Un son strident se fit entendre au loin, La Reine avait trouvé un autre jeu, l'homme disposait d'un peu de répit.

Effondré dans des chaînes forgées par la volonté de Sa Ténébreuse Majesté, le mage reprenait péniblement son souffle, 4 ans, 4 années de tortures plus atroces les une que les autres. Chaque jour il avait cru mourir de douleur, chaque jour voyait sa raison vaciller un peu plus. Mais jamais, jamais il ne céderait. Il avait été le maître de son destin pendant vingt-huit ans, La Reine Noire ne gagnerait pas. La volonté implacable qui l'avait maintenue en vie le forçait maintenant à lutter contre la folie. Il lui aurait été pourtant si facile de se laisser aller…la fin des angoisses, la fin de la terreur…avec un grondement, le mage tira une fois encore sur les chaînes quasi-vivantes qui le tourmentaient ; combien de fois il les avait vues prêtes à ce rompre, et toujours elles se retendaient cruellement, marquant un peu plus la chair à vif de ses poignets. Même sa magie l'avait fuie, son esprit s'engourdissait, ses gestes se faisaient lourds, sa langue butait sur des mots pourtant connus et reconnus mille fois.

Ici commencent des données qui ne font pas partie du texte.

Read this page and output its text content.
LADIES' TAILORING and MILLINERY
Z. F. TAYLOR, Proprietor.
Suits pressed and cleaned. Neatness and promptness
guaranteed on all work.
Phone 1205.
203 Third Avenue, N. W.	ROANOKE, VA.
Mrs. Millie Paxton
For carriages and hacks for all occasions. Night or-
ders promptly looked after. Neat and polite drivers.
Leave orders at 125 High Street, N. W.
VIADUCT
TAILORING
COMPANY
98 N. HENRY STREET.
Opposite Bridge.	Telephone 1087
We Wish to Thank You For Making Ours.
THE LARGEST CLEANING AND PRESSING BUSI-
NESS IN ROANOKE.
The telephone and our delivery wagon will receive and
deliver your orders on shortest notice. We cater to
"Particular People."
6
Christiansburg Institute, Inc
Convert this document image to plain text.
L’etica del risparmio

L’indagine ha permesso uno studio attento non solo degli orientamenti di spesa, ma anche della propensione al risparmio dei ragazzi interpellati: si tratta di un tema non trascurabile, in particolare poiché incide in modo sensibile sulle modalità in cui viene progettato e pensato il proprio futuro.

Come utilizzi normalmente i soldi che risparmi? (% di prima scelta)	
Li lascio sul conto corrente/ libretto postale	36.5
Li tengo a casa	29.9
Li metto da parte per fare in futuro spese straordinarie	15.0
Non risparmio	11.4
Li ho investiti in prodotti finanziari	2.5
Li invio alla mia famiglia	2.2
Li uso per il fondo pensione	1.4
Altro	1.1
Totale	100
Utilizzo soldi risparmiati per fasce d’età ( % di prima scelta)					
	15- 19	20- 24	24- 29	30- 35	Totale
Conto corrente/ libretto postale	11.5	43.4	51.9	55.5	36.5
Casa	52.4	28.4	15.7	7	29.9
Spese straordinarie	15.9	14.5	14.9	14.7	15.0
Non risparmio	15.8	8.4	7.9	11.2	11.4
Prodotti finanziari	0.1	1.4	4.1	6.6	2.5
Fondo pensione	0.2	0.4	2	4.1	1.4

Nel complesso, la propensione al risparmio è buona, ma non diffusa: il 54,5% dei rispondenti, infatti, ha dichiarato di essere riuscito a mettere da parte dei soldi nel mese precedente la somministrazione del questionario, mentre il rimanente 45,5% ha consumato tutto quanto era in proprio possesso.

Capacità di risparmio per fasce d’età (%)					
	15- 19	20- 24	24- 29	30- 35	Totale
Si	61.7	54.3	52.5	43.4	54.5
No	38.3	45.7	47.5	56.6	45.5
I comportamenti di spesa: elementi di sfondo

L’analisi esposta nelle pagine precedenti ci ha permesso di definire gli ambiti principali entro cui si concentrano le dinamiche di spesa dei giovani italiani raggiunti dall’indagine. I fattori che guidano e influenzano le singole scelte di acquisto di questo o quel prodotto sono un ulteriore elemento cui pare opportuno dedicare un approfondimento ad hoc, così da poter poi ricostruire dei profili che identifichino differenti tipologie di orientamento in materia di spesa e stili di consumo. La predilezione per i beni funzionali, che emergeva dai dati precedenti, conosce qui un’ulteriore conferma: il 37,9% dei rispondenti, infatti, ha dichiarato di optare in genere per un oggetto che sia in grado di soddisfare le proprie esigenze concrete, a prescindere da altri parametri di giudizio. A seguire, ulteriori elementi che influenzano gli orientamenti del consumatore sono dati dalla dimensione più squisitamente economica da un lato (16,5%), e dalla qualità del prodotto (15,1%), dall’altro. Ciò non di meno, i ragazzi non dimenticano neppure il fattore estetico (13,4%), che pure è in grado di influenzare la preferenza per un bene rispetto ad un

Son regard dériva autour de lui, comme toujours, il n'y avait rien, rien qu'un paysage mort, rougit d'un éternel crépuscule…

Le son strident se rapprochait de nouveau, une longue et fine queue de lézard, aux proportions formidables, glissa sous sa gorge, relevant de force son visage vers les cinq têtes de dragon.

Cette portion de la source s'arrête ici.